Matt - 6 months ago 68

R Question

I am comparing different machine learning methods using caret, but though the methods are very different, I am getting identical variable contributions.

vNNet, ctree, enet, knn, M5, pcr, ridge, svmRadial give the same variable contributions.

Some of these will take importance = TRUE as input: vNNet, enet, knn, pcr, ridge, svmRadial do.

Others generated an error with importance = TRUE: ctree, M5.

(The error is "Something is wrong; all the RMSE metric values are missing:")

My question is why do different methods give the same variable importance?

This seems wrong, but I can't see what I've done wrong.

`library(ggplot2)`

library(caret)

library(elasticnet)

library(party)

data_set <- diamonds[1:1000, c(1, 5, 6, 7, 8, 9, 10)]

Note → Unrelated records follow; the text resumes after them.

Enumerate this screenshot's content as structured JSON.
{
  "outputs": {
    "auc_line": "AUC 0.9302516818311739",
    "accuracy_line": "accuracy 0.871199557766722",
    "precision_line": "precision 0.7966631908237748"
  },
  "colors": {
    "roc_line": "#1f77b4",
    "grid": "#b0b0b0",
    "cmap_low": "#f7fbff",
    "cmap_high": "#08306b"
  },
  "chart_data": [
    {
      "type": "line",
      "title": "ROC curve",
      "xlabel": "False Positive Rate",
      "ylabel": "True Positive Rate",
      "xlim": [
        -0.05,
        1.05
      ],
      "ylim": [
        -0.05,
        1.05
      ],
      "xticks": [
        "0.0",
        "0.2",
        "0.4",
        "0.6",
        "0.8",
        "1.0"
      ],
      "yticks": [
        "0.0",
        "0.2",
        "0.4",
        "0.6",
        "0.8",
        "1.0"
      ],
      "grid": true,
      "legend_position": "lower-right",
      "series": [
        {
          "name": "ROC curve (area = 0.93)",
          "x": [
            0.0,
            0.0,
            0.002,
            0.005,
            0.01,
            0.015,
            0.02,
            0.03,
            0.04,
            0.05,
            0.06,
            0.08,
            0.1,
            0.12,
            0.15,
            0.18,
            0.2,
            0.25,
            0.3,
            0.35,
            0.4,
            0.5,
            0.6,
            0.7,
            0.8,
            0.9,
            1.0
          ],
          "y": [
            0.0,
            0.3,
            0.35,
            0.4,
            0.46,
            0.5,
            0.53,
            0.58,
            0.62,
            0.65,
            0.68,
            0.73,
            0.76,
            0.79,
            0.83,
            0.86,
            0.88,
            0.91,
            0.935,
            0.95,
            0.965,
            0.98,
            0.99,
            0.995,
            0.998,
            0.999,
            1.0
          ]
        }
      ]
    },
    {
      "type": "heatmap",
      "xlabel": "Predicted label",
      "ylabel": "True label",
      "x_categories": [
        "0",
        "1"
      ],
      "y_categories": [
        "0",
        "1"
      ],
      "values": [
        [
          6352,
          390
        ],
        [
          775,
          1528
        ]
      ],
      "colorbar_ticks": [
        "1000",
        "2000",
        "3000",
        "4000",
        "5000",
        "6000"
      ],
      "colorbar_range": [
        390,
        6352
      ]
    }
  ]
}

formula <- price ~ carat + depth + table + x + y + z

set.seed(100)

enet_model <- train(formula,

importance = TRUE,

data = data_set,

method = "enet",

trControl = trainControl(method = "cv"),

preProc = c("center", "scale"))

set.seed(100)

ctree_model <- train(formula,

data = data_set,

method = "ctree",

trControl = trainControl(method = "cv"))

set.seed(Set_seed_seed)

knn_model <- train(formula,

importance = TRUE,

data = data_set,

method = "knn",

preProc = c("center", "scale"),

tuneGrid = data.frame(k = 1:20),

trControl = training_control)

varImp(enet_model)

varImp(ctree_model)

varImp(knn_model)

I'm using caret 6.0-52

Answer

From `?varImp`

:

For models that do not have corresponding

`varImp`

methods, see`filterVarImp`

.

Those methods don't have importance scores implemented so you get model-free measures. I can add one for `enet`

based on the coefficient values but `knn`

and `ctree`

have no obvious methods.